In July 1581, during the Eighty Years' War, Spanish troops under Claudius van Barlaymont, known as Haultpenne, captured Breda by surprise. The city surrendered on the promise that it would not be plundered. The soldiers ignored the promise and killed more than five hundred citizens in what became known as Haultpenne's Fury. In March 1590 Maurice of Nassau took Breda back through one of the most audacious operations of the era. Sixty-eight Dutch soldiers hid under the turf of a peat boat that supplied the Spanish garrison. The boat slipped into the city's harbor. The soldiers emerged at night and opened the gates. The trick was so famous that around 1610 Breda began building the Spanjaardsgat, the Spanish Gate, to commemorate it. In 1624 the Spanish came back. After a ten-month siege Justinus van Nassau handed over the keys, and Velazquez immortalized the moment a decade later.
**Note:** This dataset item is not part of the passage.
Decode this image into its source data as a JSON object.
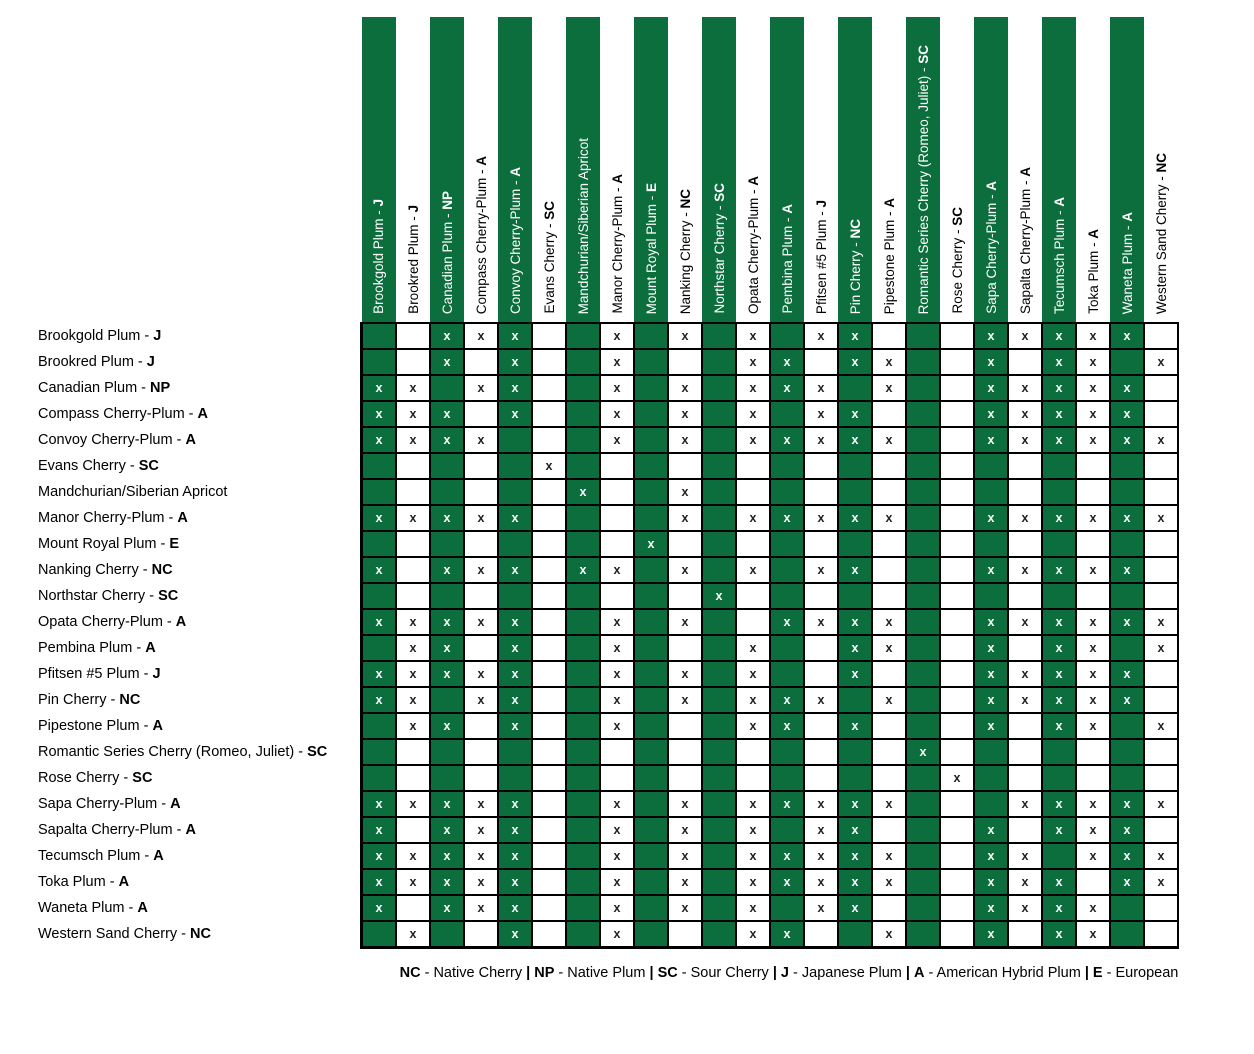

Breda changed hands twice more before the Treaty of Munster finally awarded it to the Dutch Republic in 1648.
In 1660 the exiled Stuart heir Charles II was living in Breda, drawn there by his sister Mary, the widow of William II of Orange. From Breda, with strong nudging from Parliamentarian General George Monck, Charles issued the Declaration of Breda, laying out the terms under which he would accept the English crown: religious tolerance, amnesty for most former enemies, payment of the army's arrears. Within months he was restored to the throne in London. Seven years later, in July 1667, the Treaty of Breda was signed in the same city, ending the Second Anglo-Dutch War in which Charles had been fighting the same Dutch hosts who had sheltered him. The treaty also transferred a Dutch trading post called New Amsterdam to the English, who promptly renamed it New York.
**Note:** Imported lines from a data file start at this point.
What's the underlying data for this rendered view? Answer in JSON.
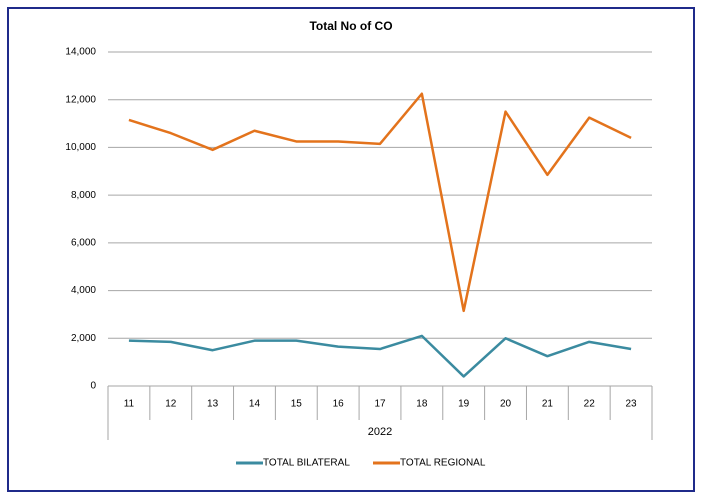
{
  "chart_data": {
    "type": "line",
    "title": "Total No of CO",
    "categories": [
      "11",
      "12",
      "13",
      "14",
      "15",
      "16",
      "17",
      "18",
      "19",
      "20",
      "21",
      "22",
      "23"
    ],
    "category_group": "2022",
    "series": [
      {
        "name": "TOTAL BILATERAL",
        "color": "#3b8ba0",
        "values": [
          1900,
          1850,
          1500,
          1900,
          1900,
          1650,
          1550,
          2100,
          400,
          2000,
          1250,
          1850,
          1550
        ]
      },
      {
        "name": "TOTAL REGIONAL",
        "color": "#e3731c",
        "values": [
          11150,
          10600,
          9900,
          10700,
          10250,
          10250,
          10150,
          12250,
          3150,
          11500,
          8850,
          11250,
          10400
        ]
      }
    ],
    "ylim": [
      0,
      14000
    ],
    "yticks": [
      0,
      {
        "value": 2000,
        "label": "2,000"
      },
      {
        "value": 4000,
        "label": "4,000"
      },
      {
        "value": 6000,
        "label": "6,000"
      },
      {
        "value": 8000,
        "label": "8,000"
      },
      {
        "value": 10000,
        "label": "10,000"
      },
      {
        "value": 12000,
        "label": "12,000"
      },
      {
        "value": 14000,
        "label": "14,000"
      }
    ],
    "grid": true,
    "legend": "bottom"
  }
}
On 29 October 1944, during Operation Pheasant, the 1st Polish Armoured Division under General Stanislaw Maczek liberated Breda through a flanking maneuver. Each year during Liberation Day, Breda receives a Polish contingent and reserves part of the celebration for the soldiers who died here. Maczek himself is buried in the nearby Polish military cemetery. Forty days before Easter the city reinvents itself for Carnaval, renaming itself Kielengat for the duration. The mayor symbolically hands the keys to Prince Carnaval and his Council of 11. Four festive royal courts preside, Mop Orchestras wander between bars, and a parade of floats winds through the streets on Sunday and Monday. The fortified Brabant town that once watched Spinola accept its surrender now watches itself give itself away again, gently, every year.
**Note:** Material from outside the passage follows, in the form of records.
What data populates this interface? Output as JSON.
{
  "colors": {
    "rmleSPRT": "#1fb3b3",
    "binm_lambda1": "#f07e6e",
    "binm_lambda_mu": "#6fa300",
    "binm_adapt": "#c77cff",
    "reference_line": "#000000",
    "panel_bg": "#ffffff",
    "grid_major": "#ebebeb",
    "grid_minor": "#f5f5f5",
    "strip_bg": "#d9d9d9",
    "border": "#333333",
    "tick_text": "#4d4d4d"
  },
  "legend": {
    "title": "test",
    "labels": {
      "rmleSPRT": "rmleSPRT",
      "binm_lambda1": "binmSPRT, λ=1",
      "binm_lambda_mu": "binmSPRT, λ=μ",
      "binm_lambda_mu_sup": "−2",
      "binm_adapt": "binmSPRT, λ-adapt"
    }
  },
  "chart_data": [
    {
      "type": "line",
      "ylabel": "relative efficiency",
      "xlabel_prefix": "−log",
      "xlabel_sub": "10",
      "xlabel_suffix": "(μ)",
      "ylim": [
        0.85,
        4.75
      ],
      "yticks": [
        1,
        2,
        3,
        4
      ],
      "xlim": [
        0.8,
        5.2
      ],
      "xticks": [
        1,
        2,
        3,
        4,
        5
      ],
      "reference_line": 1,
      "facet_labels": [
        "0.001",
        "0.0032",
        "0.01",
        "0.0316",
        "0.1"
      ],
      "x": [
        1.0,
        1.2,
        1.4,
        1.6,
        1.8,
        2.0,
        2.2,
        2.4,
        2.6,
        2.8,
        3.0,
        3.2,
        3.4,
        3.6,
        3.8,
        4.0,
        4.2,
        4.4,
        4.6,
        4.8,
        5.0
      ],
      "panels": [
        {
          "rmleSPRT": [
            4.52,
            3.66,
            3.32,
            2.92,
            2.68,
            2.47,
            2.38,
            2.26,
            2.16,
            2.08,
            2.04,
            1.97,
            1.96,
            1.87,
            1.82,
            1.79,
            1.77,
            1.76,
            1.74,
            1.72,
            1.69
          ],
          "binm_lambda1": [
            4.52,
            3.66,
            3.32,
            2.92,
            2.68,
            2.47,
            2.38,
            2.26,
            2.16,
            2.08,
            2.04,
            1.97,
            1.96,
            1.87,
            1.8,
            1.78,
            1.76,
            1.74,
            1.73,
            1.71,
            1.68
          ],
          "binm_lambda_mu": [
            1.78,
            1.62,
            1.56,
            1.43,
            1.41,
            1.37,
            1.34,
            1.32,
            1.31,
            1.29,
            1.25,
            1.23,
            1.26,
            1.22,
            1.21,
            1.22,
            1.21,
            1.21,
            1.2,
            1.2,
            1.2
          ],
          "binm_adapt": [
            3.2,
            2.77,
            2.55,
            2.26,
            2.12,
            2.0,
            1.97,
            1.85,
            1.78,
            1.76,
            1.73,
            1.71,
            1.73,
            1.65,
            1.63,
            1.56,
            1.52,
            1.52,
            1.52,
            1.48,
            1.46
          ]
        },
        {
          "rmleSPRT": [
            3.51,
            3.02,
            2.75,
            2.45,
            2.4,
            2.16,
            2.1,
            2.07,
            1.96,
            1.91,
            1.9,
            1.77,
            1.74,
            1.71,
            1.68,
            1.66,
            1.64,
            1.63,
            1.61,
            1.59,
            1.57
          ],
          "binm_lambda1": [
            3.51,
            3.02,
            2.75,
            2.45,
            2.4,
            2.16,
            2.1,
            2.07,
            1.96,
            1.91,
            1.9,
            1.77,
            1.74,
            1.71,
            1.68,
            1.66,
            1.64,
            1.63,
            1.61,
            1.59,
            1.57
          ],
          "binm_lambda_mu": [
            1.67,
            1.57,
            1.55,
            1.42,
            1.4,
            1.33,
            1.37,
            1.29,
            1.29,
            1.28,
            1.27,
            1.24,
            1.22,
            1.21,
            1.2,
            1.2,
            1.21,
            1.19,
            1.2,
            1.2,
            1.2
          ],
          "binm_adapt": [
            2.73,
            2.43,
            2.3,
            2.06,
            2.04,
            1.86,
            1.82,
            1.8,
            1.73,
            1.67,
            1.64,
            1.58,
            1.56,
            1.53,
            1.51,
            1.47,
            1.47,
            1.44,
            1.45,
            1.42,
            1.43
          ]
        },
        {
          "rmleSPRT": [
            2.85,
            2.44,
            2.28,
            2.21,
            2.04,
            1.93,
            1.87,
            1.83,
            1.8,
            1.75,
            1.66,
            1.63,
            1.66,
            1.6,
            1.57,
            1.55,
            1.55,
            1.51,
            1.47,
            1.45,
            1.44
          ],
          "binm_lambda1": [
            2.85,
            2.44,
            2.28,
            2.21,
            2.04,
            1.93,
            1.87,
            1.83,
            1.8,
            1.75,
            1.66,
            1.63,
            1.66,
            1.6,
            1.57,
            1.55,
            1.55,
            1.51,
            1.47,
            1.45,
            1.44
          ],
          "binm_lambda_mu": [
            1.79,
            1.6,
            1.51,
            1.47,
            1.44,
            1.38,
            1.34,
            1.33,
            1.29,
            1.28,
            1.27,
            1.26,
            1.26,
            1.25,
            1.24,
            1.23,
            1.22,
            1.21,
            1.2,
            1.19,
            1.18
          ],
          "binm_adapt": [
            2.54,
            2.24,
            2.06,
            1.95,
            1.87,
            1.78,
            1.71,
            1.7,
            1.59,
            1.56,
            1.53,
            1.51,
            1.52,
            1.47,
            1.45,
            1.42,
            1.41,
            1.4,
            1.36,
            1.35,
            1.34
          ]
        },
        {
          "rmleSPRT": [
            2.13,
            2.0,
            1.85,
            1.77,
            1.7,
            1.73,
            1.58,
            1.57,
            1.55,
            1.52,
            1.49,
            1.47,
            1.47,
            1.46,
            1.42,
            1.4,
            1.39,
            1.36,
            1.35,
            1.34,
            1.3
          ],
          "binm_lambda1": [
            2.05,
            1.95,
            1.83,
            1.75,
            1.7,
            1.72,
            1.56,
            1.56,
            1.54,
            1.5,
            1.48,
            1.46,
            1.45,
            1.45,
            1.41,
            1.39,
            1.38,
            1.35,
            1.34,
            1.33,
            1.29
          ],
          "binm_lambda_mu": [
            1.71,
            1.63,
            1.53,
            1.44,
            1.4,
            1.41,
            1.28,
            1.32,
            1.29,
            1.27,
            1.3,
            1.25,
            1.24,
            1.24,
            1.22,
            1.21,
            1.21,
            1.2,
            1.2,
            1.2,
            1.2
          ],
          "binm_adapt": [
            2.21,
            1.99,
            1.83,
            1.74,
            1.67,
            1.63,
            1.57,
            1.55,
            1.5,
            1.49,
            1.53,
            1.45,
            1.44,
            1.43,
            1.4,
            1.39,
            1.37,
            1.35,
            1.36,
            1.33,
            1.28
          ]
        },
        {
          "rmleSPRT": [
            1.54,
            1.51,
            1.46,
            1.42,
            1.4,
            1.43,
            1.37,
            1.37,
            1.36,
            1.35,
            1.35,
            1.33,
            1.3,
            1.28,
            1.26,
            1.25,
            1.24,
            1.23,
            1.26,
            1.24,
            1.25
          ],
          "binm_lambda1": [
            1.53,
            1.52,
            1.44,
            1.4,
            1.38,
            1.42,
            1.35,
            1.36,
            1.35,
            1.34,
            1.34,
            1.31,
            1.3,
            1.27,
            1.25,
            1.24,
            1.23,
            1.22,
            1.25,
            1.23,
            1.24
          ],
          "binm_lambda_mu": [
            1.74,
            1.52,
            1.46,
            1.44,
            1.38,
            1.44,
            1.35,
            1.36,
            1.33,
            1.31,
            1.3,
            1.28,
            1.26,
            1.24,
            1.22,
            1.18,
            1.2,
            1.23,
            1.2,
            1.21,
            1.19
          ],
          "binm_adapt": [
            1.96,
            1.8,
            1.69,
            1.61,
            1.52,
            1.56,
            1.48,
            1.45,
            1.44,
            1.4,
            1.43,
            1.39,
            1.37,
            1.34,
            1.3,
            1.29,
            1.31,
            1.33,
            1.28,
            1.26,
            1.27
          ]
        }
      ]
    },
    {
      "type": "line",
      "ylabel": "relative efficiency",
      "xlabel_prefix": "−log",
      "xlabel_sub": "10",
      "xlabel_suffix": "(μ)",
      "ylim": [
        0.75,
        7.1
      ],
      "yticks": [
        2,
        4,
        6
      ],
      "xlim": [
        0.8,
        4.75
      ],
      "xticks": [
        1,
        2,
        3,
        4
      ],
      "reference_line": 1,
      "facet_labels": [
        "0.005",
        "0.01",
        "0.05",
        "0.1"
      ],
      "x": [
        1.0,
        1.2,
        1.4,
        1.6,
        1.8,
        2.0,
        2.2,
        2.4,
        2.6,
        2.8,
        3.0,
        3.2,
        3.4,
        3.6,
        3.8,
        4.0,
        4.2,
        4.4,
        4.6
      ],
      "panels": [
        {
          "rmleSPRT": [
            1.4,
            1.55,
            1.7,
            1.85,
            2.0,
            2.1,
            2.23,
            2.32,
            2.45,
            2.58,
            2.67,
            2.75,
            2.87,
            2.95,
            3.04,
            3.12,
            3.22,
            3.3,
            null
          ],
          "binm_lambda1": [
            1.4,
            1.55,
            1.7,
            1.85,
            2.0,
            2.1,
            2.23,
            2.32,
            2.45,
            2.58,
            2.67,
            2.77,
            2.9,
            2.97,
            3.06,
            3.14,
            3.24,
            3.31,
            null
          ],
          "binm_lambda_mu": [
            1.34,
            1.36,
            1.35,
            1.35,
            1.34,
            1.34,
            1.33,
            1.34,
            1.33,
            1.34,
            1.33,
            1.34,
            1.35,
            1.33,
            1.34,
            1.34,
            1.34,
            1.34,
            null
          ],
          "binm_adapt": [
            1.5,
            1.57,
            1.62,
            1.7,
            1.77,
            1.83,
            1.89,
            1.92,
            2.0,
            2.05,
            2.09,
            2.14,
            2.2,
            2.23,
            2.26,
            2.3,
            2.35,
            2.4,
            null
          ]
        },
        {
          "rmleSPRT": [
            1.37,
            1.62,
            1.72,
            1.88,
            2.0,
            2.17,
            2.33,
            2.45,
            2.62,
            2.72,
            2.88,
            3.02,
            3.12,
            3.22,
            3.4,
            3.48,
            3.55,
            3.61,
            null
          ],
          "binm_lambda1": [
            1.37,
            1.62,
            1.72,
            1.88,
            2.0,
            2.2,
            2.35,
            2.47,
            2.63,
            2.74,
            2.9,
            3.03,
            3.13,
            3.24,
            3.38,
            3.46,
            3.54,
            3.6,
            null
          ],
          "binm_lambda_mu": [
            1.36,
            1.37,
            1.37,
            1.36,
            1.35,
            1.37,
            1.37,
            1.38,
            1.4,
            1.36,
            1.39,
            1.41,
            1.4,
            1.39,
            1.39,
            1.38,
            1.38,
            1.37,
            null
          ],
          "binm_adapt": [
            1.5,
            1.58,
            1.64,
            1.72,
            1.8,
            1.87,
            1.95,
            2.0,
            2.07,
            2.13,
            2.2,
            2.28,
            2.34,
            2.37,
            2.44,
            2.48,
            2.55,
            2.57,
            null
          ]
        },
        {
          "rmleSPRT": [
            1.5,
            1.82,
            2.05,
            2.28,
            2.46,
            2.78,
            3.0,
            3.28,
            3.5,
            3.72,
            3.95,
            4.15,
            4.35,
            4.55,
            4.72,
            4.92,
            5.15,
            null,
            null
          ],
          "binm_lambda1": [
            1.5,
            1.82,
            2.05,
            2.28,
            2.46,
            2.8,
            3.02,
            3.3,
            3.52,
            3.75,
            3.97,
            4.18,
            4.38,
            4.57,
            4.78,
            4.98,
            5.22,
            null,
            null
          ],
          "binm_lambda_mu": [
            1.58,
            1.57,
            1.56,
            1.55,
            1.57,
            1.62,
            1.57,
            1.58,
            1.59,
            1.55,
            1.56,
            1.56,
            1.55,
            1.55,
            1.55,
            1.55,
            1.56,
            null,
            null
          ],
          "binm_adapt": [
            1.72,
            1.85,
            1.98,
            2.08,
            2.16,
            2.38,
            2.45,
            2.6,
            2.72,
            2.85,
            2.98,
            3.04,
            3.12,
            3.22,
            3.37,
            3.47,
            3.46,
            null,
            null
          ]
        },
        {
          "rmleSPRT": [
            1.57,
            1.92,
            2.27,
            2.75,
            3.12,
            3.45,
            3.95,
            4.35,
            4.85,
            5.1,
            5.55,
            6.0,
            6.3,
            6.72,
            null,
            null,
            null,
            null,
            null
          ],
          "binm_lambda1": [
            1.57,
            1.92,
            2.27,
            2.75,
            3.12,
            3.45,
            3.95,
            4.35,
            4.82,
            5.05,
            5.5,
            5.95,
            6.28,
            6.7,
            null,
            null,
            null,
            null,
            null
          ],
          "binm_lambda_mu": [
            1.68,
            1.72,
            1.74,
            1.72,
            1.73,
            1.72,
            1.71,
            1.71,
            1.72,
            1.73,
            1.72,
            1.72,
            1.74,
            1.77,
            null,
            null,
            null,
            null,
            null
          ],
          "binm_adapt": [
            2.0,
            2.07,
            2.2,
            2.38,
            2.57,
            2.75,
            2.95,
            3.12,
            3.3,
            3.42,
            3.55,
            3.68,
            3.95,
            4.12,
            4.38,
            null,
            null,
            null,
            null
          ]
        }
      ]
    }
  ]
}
Coordinates 51.59 N, 4.78 E. Cruise at 4,000 to 6,000 feet to see the singels, the city's old defensive moats, still ringing the historic center. The 97-meter Grote Kerk tower is the dominant landmark. Nearest airports: Breda Seppe (EHSE) 18 km west; Eindhoven (EHEH) 50 km east; Rotterdam The Hague (EHRD) 50 km northwest. The Mark and Aa rivers converge just north of the city center, and the A16 motorway runs along the western edge.